The Interfaith Community of South County offers hope to thousands in Gilroy and Morgan Hill, especially those who may otherwise feel lonely or vulnerable. The kind of trust and respect members of our community have for one another encourages us to love our neighbor, to love the stranger, and sometimes even to love our “enemies.”

Our interfaith work is not that different from what we saw on the national level on Tuesday, Jan. 21, as our country continued the long tradition (92 years) of an Inaugural Prayer Service at The National Cathedral. Distinct in this service was the offering of prayers led by many faith representatives. 

Rev. Mary B. Blessing

A national prayer service must not be not just one religion imposed upon the nation but must reflect the United States’ intention to allow ALL faiths to be practiced, as a choice. Buddhist, Christian, Hindu, Islamic, Jewish and Native American voices came to bless our nation moving forward with a new presidential leader. 

As I watched the beauty of this service unfold, I felt as if I were at one of our local Interfaith community gatherings for prayer. And it was hopeful.

The Episcopal National Cathedral is a “House of Prayer for All People.” They are extremely comfortable with recognizing that God is much bigger than we could ever imagine. There are many paths to the goodness, truth and mercy of a loving Creator of all humankind.
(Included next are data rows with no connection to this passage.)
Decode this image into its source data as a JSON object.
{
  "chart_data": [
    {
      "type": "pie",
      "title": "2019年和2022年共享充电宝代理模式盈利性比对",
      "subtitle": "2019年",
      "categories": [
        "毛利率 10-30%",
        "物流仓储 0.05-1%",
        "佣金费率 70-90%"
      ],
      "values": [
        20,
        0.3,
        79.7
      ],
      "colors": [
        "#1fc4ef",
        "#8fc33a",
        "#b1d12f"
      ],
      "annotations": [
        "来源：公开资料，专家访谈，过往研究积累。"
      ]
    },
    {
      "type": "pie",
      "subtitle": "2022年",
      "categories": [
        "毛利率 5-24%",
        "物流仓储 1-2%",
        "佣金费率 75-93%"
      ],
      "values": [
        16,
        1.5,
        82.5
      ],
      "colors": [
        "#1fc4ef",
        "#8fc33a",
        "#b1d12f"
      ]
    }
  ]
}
The gathering was to pray for unity without uniformity; a “unity that serves the common good.” 

Those of us whose religions are rooted in the Abrahamic traditions will have recognized the prophetic, pastoral voice leading the nation to unite under some common understandings of what it means to be “one Nation under God.” 

Bishop Mariann Budde offered her reflections by considering three basic foundations for unity, found in the sacred texts of our various faiths:

• Honoring the dignity of every human being as children of God; 

• Honesty in private conversation and public discourse; speaking truth, even when it may cost us;

• Humility, which we all need because we all make mistakes. We must humble ourselves to admit our mistakes and correct them; we need each other to be the nation we are called to be.
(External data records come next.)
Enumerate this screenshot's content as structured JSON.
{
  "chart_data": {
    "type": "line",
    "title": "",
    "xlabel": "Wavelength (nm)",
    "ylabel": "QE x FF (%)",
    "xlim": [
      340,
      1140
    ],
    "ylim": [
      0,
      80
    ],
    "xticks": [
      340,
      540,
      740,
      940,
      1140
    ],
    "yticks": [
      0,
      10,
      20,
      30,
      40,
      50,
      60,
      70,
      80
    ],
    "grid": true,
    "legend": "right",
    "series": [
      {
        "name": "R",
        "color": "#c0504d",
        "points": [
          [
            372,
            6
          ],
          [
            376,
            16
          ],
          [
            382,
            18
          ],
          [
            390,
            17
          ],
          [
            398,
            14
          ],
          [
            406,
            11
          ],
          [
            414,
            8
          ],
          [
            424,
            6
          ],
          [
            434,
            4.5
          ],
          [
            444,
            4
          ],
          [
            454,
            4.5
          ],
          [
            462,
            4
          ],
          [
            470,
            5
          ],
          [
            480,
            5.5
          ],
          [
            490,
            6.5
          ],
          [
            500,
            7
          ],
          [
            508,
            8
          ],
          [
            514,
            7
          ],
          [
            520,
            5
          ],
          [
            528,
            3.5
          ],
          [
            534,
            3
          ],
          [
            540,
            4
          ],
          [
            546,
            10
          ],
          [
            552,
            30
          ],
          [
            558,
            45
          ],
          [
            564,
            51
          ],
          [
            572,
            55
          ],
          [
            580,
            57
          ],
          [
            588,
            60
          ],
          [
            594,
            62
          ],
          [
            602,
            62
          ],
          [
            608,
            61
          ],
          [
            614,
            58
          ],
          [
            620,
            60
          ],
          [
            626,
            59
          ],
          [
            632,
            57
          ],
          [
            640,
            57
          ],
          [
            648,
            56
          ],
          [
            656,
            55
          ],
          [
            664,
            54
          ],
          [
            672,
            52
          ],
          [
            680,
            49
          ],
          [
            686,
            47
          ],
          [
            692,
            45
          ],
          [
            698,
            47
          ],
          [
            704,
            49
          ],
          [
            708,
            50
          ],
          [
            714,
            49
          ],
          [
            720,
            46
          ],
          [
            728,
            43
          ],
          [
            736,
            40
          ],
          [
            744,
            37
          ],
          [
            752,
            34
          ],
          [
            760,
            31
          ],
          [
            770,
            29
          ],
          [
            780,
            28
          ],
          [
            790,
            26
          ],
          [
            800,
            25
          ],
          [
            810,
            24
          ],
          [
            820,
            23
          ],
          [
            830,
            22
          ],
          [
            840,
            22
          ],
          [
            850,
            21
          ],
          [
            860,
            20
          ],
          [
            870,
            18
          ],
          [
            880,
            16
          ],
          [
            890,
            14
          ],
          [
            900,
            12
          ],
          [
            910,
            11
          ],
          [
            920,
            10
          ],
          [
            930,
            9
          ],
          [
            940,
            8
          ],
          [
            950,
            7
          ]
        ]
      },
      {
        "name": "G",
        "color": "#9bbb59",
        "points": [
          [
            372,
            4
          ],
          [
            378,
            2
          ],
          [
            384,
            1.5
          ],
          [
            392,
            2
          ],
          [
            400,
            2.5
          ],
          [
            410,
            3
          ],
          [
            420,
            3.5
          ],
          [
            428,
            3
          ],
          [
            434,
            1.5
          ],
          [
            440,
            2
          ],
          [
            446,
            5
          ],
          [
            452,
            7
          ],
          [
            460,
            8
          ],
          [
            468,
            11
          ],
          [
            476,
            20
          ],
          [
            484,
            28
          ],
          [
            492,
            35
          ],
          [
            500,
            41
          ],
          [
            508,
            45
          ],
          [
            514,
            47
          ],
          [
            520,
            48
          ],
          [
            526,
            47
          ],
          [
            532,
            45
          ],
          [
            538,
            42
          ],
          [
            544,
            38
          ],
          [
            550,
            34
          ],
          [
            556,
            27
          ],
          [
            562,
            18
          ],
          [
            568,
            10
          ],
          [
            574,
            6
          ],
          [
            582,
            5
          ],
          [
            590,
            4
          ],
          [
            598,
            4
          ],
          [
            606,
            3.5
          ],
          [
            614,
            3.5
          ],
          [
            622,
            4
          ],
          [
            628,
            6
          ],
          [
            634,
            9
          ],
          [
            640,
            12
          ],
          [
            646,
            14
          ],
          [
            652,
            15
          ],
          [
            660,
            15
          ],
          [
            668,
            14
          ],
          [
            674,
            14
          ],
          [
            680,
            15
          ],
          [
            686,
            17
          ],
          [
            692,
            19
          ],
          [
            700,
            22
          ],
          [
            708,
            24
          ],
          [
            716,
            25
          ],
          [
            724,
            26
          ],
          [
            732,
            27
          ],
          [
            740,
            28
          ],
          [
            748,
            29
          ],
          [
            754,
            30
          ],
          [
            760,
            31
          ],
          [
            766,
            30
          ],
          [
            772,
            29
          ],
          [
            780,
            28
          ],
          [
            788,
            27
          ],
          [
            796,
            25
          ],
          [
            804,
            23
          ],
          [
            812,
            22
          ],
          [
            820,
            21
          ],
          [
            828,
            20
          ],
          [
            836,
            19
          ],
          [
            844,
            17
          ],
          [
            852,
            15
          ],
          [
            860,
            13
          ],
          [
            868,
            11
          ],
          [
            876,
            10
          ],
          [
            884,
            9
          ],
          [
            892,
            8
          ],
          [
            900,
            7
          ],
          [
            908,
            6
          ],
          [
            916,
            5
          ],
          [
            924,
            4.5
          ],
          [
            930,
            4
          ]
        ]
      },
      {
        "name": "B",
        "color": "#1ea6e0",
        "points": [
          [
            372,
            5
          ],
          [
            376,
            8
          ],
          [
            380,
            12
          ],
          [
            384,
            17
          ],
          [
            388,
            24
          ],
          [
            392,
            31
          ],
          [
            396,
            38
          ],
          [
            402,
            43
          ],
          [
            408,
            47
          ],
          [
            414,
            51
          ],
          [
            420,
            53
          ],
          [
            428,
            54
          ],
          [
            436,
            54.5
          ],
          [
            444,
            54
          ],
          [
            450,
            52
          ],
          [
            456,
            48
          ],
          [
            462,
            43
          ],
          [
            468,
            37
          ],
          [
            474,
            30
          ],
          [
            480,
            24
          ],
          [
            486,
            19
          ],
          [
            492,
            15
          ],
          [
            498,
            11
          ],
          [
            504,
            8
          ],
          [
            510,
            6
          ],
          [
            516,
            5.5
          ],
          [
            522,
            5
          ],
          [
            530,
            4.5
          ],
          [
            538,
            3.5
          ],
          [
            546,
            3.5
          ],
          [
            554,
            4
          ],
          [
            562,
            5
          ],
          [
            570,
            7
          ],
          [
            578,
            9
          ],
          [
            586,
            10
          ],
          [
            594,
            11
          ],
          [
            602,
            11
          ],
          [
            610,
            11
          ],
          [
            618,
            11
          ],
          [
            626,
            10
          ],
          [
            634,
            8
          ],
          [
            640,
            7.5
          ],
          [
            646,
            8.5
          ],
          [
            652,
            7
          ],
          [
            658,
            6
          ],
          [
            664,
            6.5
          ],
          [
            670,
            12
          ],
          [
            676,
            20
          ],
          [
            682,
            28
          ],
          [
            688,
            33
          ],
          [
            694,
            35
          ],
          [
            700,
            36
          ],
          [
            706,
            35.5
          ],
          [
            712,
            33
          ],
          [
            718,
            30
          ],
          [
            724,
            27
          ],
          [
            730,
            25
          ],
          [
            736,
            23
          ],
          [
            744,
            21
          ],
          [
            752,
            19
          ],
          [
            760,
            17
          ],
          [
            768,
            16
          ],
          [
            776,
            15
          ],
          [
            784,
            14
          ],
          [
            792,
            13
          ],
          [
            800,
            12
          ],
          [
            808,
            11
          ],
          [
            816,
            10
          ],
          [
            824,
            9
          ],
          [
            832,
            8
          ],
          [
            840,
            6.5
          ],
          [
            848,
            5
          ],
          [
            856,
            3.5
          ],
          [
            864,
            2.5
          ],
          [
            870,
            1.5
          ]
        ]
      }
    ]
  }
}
Of these three pillars the first one named is foundational to all. Without honoring the dignity of every human being, our country will never truly live in to its claim, E Pluribus Unum: Out of Many, One, the motto of the United States proposed by our first Congress July 4, 1776, ratified in 1782, and emblazoned on our Great Seal.

Respecting the dignity of every human being is foundational to the faith Bishop Budde professes and which I share. It is the capstone of the promises made in every Episcopal Baptism, a Baptismal Covenant that is renewed at least once a year and lived every day. 

Coming out of our shared sacred texts, this foundational principle is exactly why we are called to accept all people as equal, as our Declaration of Independence proclaims. Without respecting the dignity of every human being, we cannot be the United States.

How do we accomplish this? Our Nation needs this message, calling ALL of us to “do justice, love mercy, and walk humbly with our God” (Micah 6:8). This pastoral message is intended for our whole country and people of God would say the whole world. 

We cannot be distracted by fear and threats of disunity; we are called to continue our community building to fulfill what God intends for the common good, because we are all beloved. 

The Rev. Mary B. Blessing, a longtime resident of Morgan Hill, is the Episcopal Priest of the Episcopal Diocese of El Camino Real. She is an active member of Interfaith Clergy Alliance of South County.